Framework Resolution	Model	mAP	Billion Mult-Adds	Million Parameters
SSD 300	deeplab-VGG	21.1%	34.9	33.1
SSD 300	Inception V2	22.0%	3.8	13.7
SSD 300	MobileNet	19.3%	1.2	6.8
Faster-RCNN 300	VGG	22.9%	64.3	138.5
Faster-RCNN 300	Inception V2	15.4%	118.2	13.3
Faster-RCNN 300	MobileNet	16.4%	25.2	6.1
Faster-RCNN 600	VGG	25.7%	149.6	138.5
Faster-RCNN 600	Inception V2	21.9%	129.6	13.3
Faster-RCNN 600	MobileNet	19.8%	30.5	6.1

Table 13. COCO object detection results comparison using different frameworks and network architectures. mAP is reported with the COCO primary challenge metric (AP at IoU=0.50:0.05:0.95).

Face Embeddings

FaceNet is the state-of-the-art result for face embeddings.
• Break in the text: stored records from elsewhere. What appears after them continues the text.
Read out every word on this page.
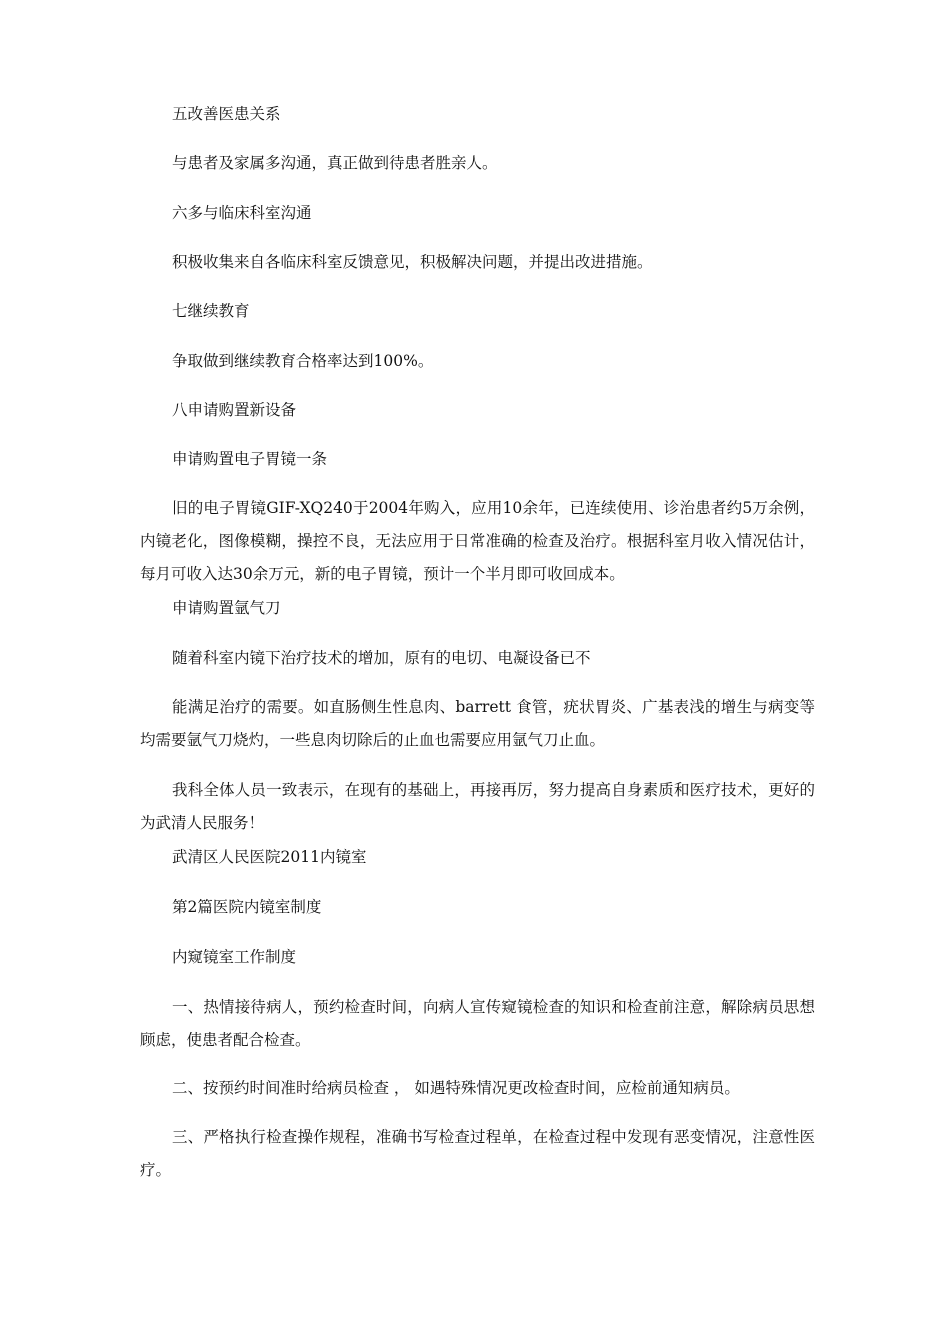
五改善医患关系

与患者及家属多沟通，真正做到待患者胜亲人。

六多与临床科室沟通

积极收集来自各临床科室反馈意见，积极解决问题，并提出改进措施。

七继续教育

争取做到继续教育合格率达到100%。

八申请购置新设备

申请购置电子胃镜一条

旧的电子胃镜GIF-XQ240于2004年购入，应用10余年，已连续使用、诊治患者约5万余例，内镜老化，图像模糊，操控不良，无法应用于日常准确的检查及治疗。根据科室月收入情况估计，每月可收入达30余万元，新的电子胃镜，预计一个半月即可收回成本。

申请购置氩气刀

随着科室内镜下治疗技术的增加，原有的电切、电凝设备已不

能满足治疗的需要。如直肠侧生性息肉、barrett 食管，疣状胃炎、广基表浅的增生与病变等均需要氩气刀烧灼，一些息肉切除后的止血也需要应用氩气刀止血。

我科全体人员一致表示，在现有的基础上，再接再厉，努力提高自身素质和医疗技术，更好的为武清人民服务！

武清区人民医院2011内镜室

第2篇医院内镜室制度

内窥镜室工作制度

一、热情接待病人，预约检查时间，向病人宣传窥镜检查的知识和检查前注意，解除病员思想顾虑，使患者配合检查。

二、按预约时间准时给病员检查 ， 如遇特殊情况更改检查时间，应检前通知病员。

三、严格执行检查操作规程，准确书写检查过程单，在检查过程中发现有恶变情况，注意性医疗。
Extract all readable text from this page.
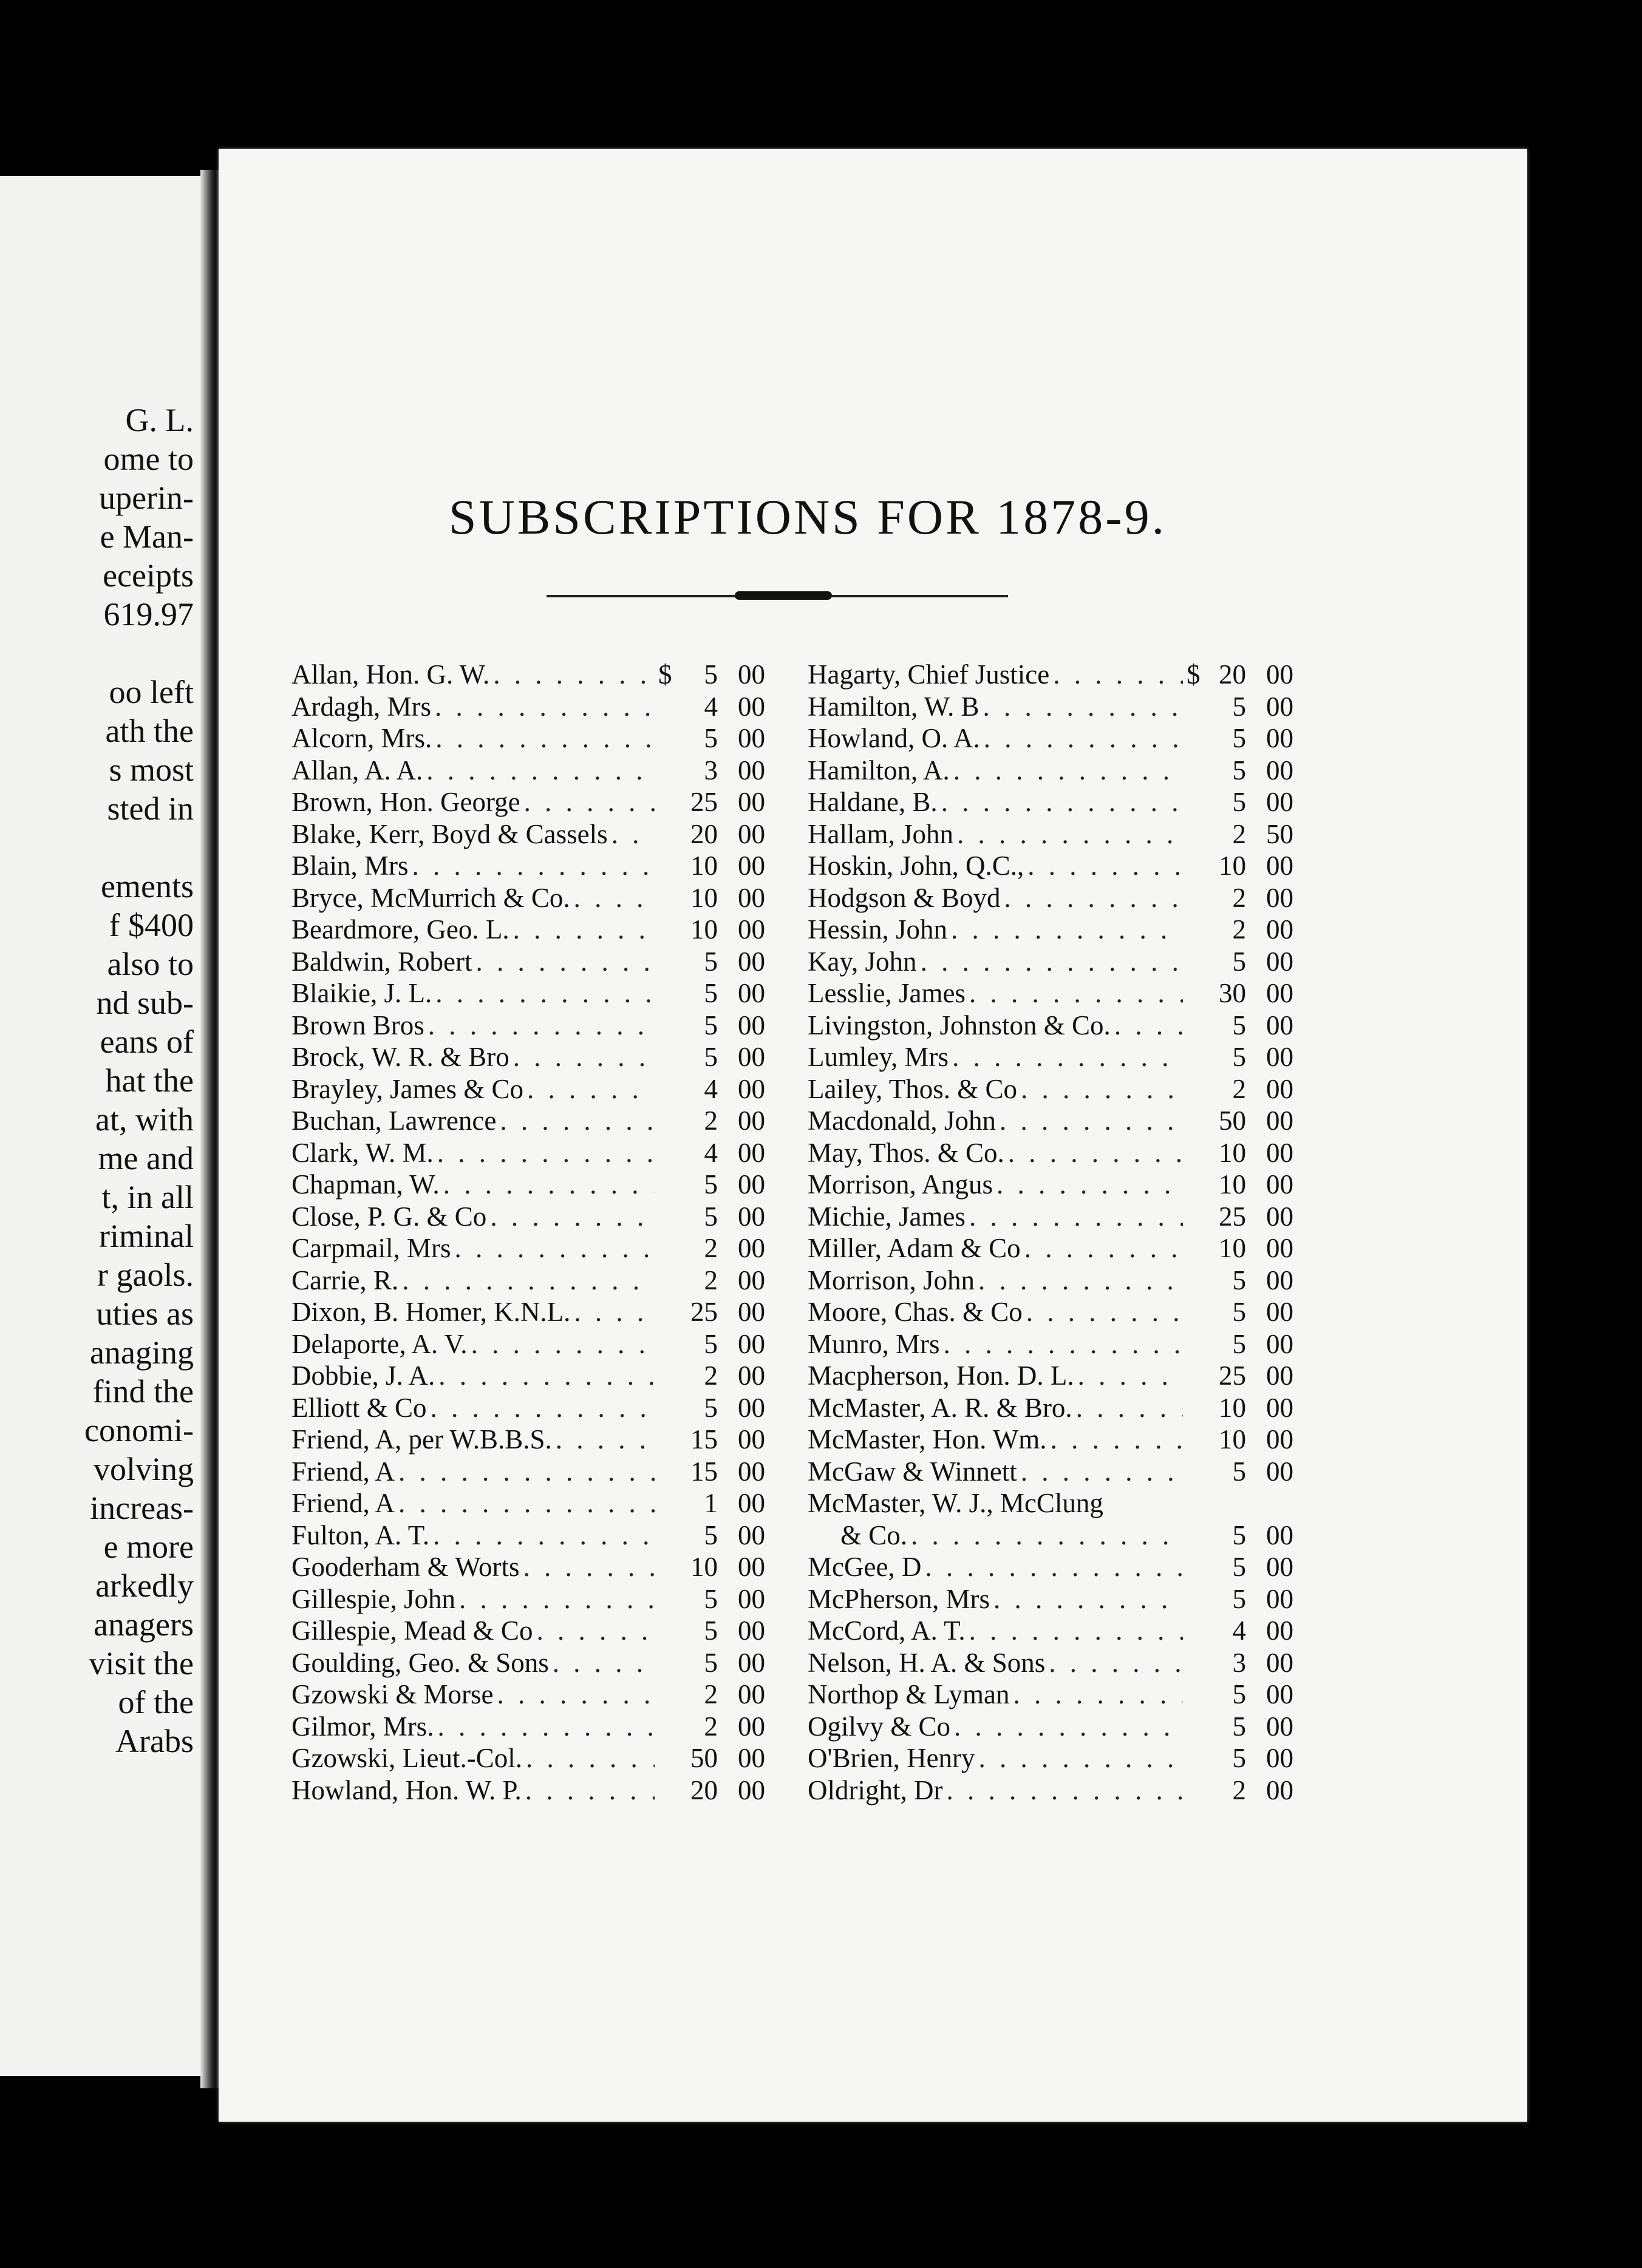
G. L.
ome to
uperin-
e Man-
eceipts
619.97
oo left
ath the
s most
sted in
ements
f $400
also to
nd sub-
eans of
hat the
at, with
me and
t, in all
riminal
r gaols.
uties as
anaging
find the
conomi-
volving
increas-
e more
arkedly
anagers
visit the
of the
Arabs
SUBSCRIPTIONS FOR 1878-9.
Allan, Hon. G. W. . . .	$	5 00
Ardagh, Mrs . . .	4 00
Alcorn, Mrs. . . .	5 00
Allan, A. A. . . .	3 00
Brown, Hon. George . . .	25 00
Blake, Kerr, Boyd & Cassels . . .	20 00
Blain, Mrs . . .	10 00
Bryce, McMurrich & Co. . . .	10 00
Beardmore, Geo. L. . . .	10 00
Baldwin, Robert . . .	5 00
Blaikie, J. L. . . .	5 00
Brown Bros . . .	5 00
Brock, W. R. & Bro . . .	5 00
Brayley, James & Co . . .	4 00
Buchan, Lawrence . . .	2 00
Clark, W. M. . . .	4 00
Chapman, W. . . .	5 00
Close, P. G. & Co . . .	5 00
Carpmail, Mrs . . .	2 00
Carrie, R. . . .	2 00
Dixon, B. Homer, K.N.L. . . .	25 00
Delaporte, A. V. . . .	5 00
Dobbie, J. A. . . .	2 00
Elliott & Co . . .	5 00
Friend, A, per W.B.B.S. . . .	15 00
Friend, A . . .	15 00
Friend, A . . .	1 00
Fulton, A. T. . . .	5 00
Gooderham & Worts . . .	10 00
Gillespie, John . . .	5 00
Gillespie, Mead & Co . . .	5 00
Goulding, Geo. & Sons . . .	5 00
Gzowski & Morse . . .	2 00
Gilmor, Mrs. . . .	2 00
Gzowski, Lieut.-Col. . . .	50 00
Howland, Hon. W. P. . . .	20 00
Hagarty, Chief Justice . . .	$ 20 00
Hamilton, W. B . . .	5 00
Howland, O. A. . . .	5 00
Hamilton, A. . . .	5 00
Haldane, B. . . .	5 00
Hallam, John . . .	2 50
Hoskin, John, Q.C., . . .	10 00
Hodgson & Boyd . . .	2 00
Hessin, John . . .	2 00
Kay, John . . .	5 00
Lesslie, James . . .	30 00
Livingston, Johnston & Co. . . .	5 00
Lumley, Mrs . . .	5 00
Lailey, Thos. & Co . . .	2 00
Macdonald, John . . .	50 00
May, Thos. & Co. . . .	10 00
Morrison, Angus . . .	10 00
Michie, James . . .	25 00
Miller, Adam & Co . . .	10 00
Morrison, John . . .	5 00
Moore, Chas. & Co . . .	5 00
Munro, Mrs . . .	5 00
Macpherson, Hon. D. L. . . .	25 00
McMaster, A. R. & Bro. . . .	10 00
McMaster, Hon. Wm. . . .	10 00
McGaw & Winnett . . .	5 00
McMaster, W. J., McClung
& Co. . . .	5 00
McGee, D . . .	5 00
McPherson, Mrs . . .	5 00
McCord, A. T. . . .	4 00
Nelson, H. A. & Sons . . .	3 00
Northop & Lyman . . .	5 00
Ogilvy & Co . . .	5 00
O'Brien, Henry . . .	5 00
Oldright, Dr . . .	2 00
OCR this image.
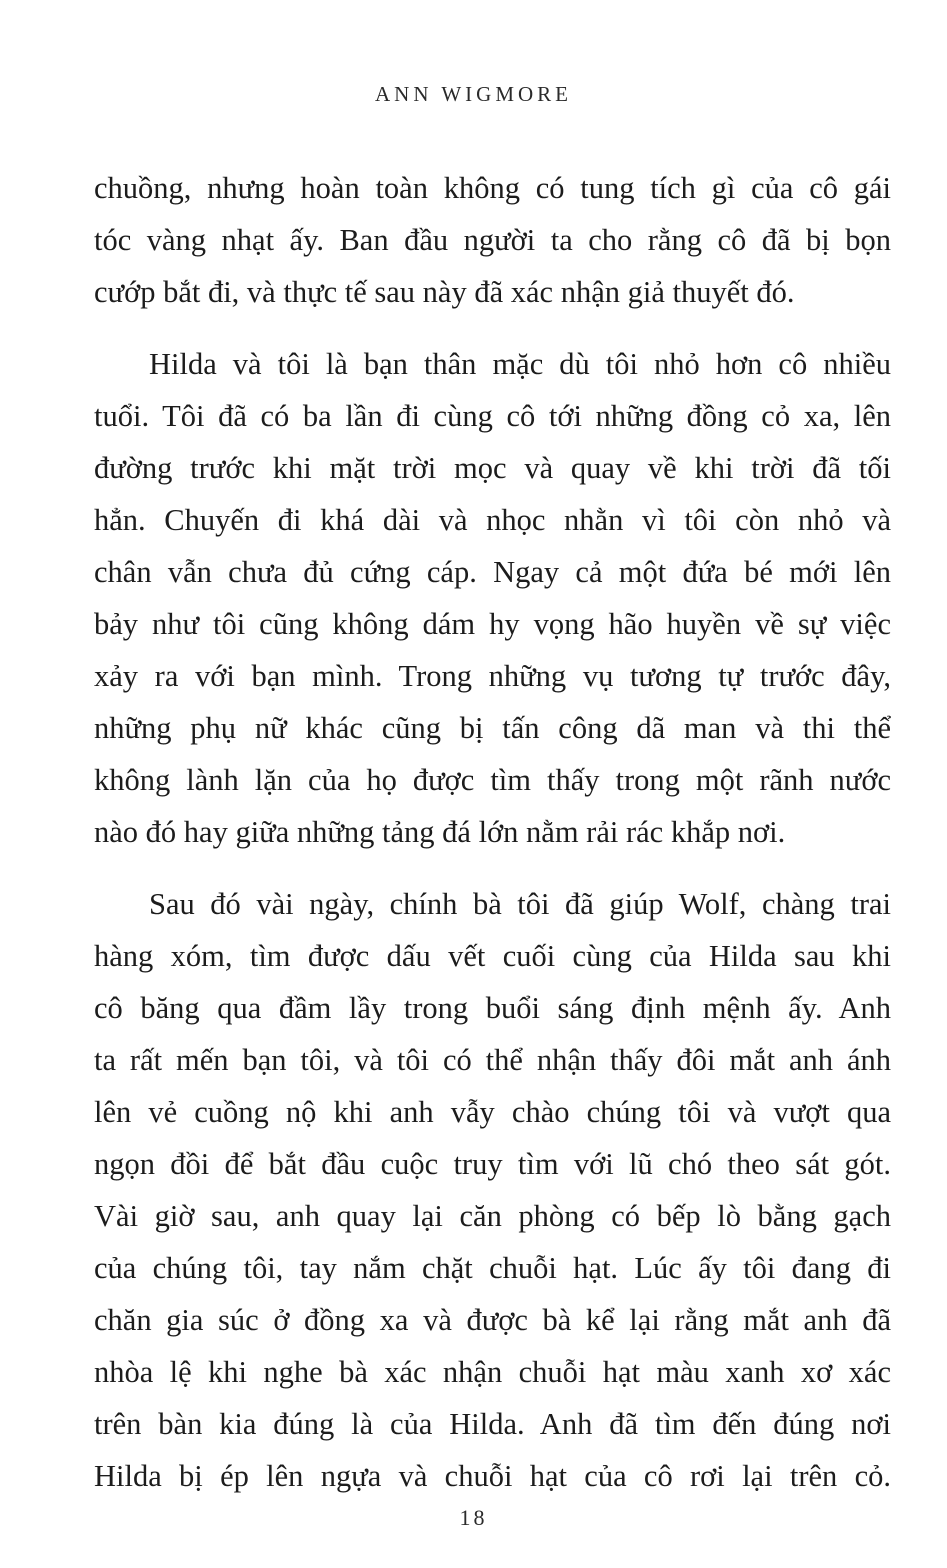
ANN WIGMORE
chuồng, nhưng hoàn toàn không có tung tích gì của cô gái
tóc vàng nhạt ấy. Ban đầu người ta cho rằng cô đã bị bọn
cướp bắt đi, và thực tế sau này đã xác nhận giả thuyết đó.
Hilda và tôi là bạn thân mặc dù tôi nhỏ hơn cô nhiều
tuổi. Tôi đã có ba lần đi cùng cô tới những đồng cỏ xa, lên
đường trước khi mặt trời mọc và quay về khi trời đã tối
hẳn. Chuyến đi khá dài và nhọc nhằn vì tôi còn nhỏ và
chân vẫn chưa đủ cứng cáp. Ngay cả một đứa bé mới lên
bảy như tôi cũng không dám hy vọng hão huyền về sự việc
xảy ra với bạn mình. Trong những vụ tương tự trước đây,
những phụ nữ khác cũng bị tấn công dã man và thi thể
không lành lặn của họ được tìm thấy trong một rãnh nước
nào đó hay giữa những tảng đá lớn nằm rải rác khắp nơi.
Sau đó vài ngày, chính bà tôi đã giúp Wolf, chàng trai
hàng xóm, tìm được dấu vết cuối cùng của Hilda sau khi
cô băng qua đầm lầy trong buổi sáng định mệnh ấy. Anh
ta rất mến bạn tôi, và tôi có thể nhận thấy đôi mắt anh ánh
lên vẻ cuồng nộ khi anh vẫy chào chúng tôi và vượt qua
ngọn đồi để bắt đầu cuộc truy tìm với lũ chó theo sát gót.
Vài giờ sau, anh quay lại căn phòng có bếp lò bằng gạch
của chúng tôi, tay nắm chặt chuỗi hạt. Lúc ấy tôi đang đi
chăn gia súc ở đồng xa và được bà kể lại rằng mắt anh đã
nhòa lệ khi nghe bà xác nhận chuỗi hạt màu xanh xơ xác
trên bàn kia đúng là của Hilda. Anh đã tìm đến đúng nơi
Hilda bị ép lên ngựa và chuỗi hạt của cô rơi lại trên cỏ.
18
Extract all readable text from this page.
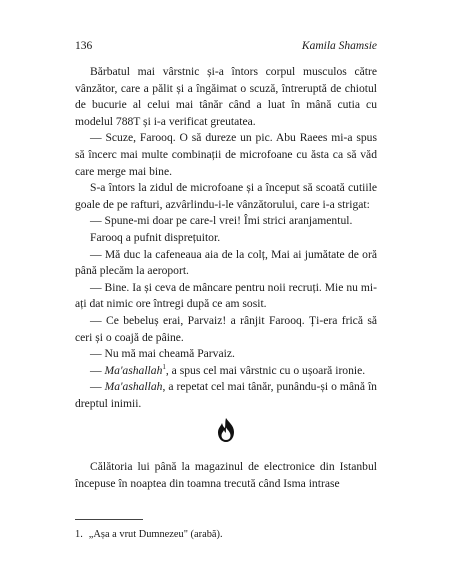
136	Kamila Shamsie

Bărbatul mai vârstnic și-a întors corpul musculos către vânzător, care a pălit și a îngăimat o scuză, întreruptă de chiotul de bucurie al celui mai tânăr când a luat în mână cutia cu modelul 788T și i-a verificat greutatea.

— Scuze, Farooq. O să dureze un pic. Abu Raees mi-a spus să încerc mai multe combinații de microfoane cu ăsta ca să văd care merge mai bine.

S-a întors la zidul de microfoane și a început să scoată cutiile goale de pe rafturi, azvârlindu-i-le vânzătorului, care i-a strigat:

— Spune-mi doar pe care-l vrei! Îmi strici aranjamentul.

Farooq a pufnit disprețuitor.

— Mă duc la cafeneaua aia de la colț, Mai ai jumătate de oră până plecăm la aeroport.

— Bine. Ia și ceva de mâncare pentru noii recruți. Mie nu mi-ați dat nimic ore întregi după ce am sosit.

— Ce bebeluș erai, Parvaiz! a rânjit Farooq. Ți-era frică să ceri și o coajă de pâine.

— Nu mă mai cheamă Parvaiz.

— Ma'ashallah$^1$, a spus cel mai vârstnic cu o ușoară ironie.

— Ma'ashallah, a repetat cel mai tânăr, punându-și o mână în dreptul inimii.

Călătoria lui până la magazinul de electronice din Istanbul începuse în noaptea din toamna trecută când Isma intrase

1. „Așa a vrut Dumnezeu" (arabă).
Here we likewise use distillation to train a Mobile FaceNet. The results are shown below:

Model	1e-4 Accuracy	Million Mult-Adds	Million Parameters
FaceNet	83%	1600	7.5
1.0 MobileNet-160	79.4%	286	4.9
1.0 MobileNet-128	78.3%	185	5.5
0.75 MobileNet-128	75.2%	166	3.4
0.75 MobileNet-128	72.5%	108	3.8

Table 14. MobileNet distilled from FaceNet.

Conclusion

We proposed a model architecture based on depthwise separable convolutions, and used two hyperparameters—the width multiplier and the resolution multiplier—to control model complexity. We compared MobileNet against other models in terms of model size, speed, and accuracy, demonstrating its efficiency across a variety of applications. The next step is to refine and further develop MobileNet.

Datasets: ImageNet (image classification), Stanford Dogs dataset (fine-grained classification), YFCC100M (face attributes), COCO (object detection).